Developing a cost-effective multispectral imaging system for real-time nuclear fuel pellet inspection

The production of sintered uranium dioxide (UO2) nuclear fuel pellets is a crucial process in the nuclear power industry. Given the intended use of these pellets - to provide fuel in nuclear reactors - ensuring the integrity and quality of UO2 pellets during- and post- manufacture is paramount. Currently, quality assurance (QA) methodologies tend to rely upon sampling and time-consuming offline lab analysis as well as subjective human visual inspection on the production line. In this work, we propose that QA for nuclear fuel manufacturing can be improved by Hyperspectral imaging (HSI) - a powerful technique which can be used to image a scene to capture combined spatial and spectral data simultaneously.
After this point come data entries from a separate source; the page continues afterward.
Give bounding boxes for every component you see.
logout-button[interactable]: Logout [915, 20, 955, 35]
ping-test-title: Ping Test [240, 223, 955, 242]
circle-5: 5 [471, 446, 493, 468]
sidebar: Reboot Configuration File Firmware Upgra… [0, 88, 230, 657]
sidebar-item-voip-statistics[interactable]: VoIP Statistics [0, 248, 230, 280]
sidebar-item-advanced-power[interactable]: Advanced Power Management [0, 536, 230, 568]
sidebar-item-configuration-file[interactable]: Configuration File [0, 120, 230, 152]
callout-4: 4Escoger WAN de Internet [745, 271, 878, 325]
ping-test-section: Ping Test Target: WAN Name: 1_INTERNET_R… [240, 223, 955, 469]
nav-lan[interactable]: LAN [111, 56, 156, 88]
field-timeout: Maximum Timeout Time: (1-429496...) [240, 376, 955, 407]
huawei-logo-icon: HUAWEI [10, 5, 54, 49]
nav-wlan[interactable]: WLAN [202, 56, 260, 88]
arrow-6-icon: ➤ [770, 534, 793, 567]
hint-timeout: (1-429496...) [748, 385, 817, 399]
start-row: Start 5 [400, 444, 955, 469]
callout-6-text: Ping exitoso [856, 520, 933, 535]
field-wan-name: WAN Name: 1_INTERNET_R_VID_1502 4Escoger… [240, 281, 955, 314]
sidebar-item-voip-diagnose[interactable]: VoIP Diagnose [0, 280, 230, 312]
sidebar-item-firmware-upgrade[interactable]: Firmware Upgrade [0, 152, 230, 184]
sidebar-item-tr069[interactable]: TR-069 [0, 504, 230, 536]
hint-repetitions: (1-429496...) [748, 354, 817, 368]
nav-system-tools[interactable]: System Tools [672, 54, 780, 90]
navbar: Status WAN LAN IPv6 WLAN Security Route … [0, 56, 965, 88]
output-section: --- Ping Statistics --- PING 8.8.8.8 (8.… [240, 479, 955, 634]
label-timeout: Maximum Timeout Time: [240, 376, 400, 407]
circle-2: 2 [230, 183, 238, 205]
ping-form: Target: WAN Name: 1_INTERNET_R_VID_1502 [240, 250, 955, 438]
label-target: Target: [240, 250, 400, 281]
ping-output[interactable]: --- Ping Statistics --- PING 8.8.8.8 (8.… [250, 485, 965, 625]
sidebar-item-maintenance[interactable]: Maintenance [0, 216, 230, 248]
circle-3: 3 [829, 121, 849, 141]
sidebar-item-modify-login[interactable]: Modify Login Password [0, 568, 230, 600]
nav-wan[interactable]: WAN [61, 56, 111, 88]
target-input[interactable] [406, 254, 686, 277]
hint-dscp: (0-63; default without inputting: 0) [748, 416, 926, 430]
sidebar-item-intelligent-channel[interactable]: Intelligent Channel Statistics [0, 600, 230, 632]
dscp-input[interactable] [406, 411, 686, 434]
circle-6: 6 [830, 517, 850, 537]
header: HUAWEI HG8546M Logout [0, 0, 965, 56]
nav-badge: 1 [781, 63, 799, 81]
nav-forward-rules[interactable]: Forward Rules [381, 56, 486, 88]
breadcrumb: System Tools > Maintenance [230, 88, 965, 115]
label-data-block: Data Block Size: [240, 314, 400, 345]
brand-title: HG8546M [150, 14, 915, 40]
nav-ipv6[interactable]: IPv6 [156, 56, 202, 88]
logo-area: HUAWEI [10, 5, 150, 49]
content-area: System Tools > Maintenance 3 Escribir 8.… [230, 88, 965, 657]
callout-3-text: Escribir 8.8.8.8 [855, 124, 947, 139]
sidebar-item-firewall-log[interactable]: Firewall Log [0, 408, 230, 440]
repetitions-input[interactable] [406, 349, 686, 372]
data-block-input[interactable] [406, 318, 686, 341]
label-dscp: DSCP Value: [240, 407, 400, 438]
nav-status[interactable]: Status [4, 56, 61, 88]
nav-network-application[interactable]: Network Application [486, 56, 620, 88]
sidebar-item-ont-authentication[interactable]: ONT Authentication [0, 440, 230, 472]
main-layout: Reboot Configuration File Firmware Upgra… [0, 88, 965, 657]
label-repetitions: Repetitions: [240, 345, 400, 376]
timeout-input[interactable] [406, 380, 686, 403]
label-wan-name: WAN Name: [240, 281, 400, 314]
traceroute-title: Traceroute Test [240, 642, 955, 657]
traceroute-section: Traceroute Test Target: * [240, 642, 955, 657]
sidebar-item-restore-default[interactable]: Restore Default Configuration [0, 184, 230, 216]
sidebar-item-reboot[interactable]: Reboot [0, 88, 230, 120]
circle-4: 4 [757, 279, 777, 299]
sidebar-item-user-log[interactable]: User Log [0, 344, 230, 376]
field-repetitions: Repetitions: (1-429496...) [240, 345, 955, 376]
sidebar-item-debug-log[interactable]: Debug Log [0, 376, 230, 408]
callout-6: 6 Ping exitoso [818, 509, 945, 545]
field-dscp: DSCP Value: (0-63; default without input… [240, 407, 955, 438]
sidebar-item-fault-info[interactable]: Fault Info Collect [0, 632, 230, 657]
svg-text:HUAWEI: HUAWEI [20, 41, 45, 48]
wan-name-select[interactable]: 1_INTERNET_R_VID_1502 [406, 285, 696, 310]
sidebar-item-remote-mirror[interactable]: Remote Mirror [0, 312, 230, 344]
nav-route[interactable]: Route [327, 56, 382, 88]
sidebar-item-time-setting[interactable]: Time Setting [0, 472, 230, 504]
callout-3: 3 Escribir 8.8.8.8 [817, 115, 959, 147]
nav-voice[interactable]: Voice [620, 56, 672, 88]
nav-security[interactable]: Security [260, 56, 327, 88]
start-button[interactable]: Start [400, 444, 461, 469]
In recent work, we have shown that HSI has been successfully used to characterise UO2 pellets and we have identified useful spectral regions in the short-wave infrared (SWIR) range [1000 nm – 2500 nm]. In particular, we have identified prominent absorption bands at around 1100 nm and 2300 nm, as well as a series of smaller spectral features between 1300 nm and 1750 nm. A key challenge for deploying HSI on the production line is associated with the cost of the HSI system itself. To address this, we have designed, built and tested a relatively low-cost multispectral imaging (MSI) sensor (10 wavelengths rather than 100s) to perform QA of UO2 fuel pellets during manufacture. In this paper, we compare the results of our novel MSI sensor against the full HSI sensor to determine its utility in practice.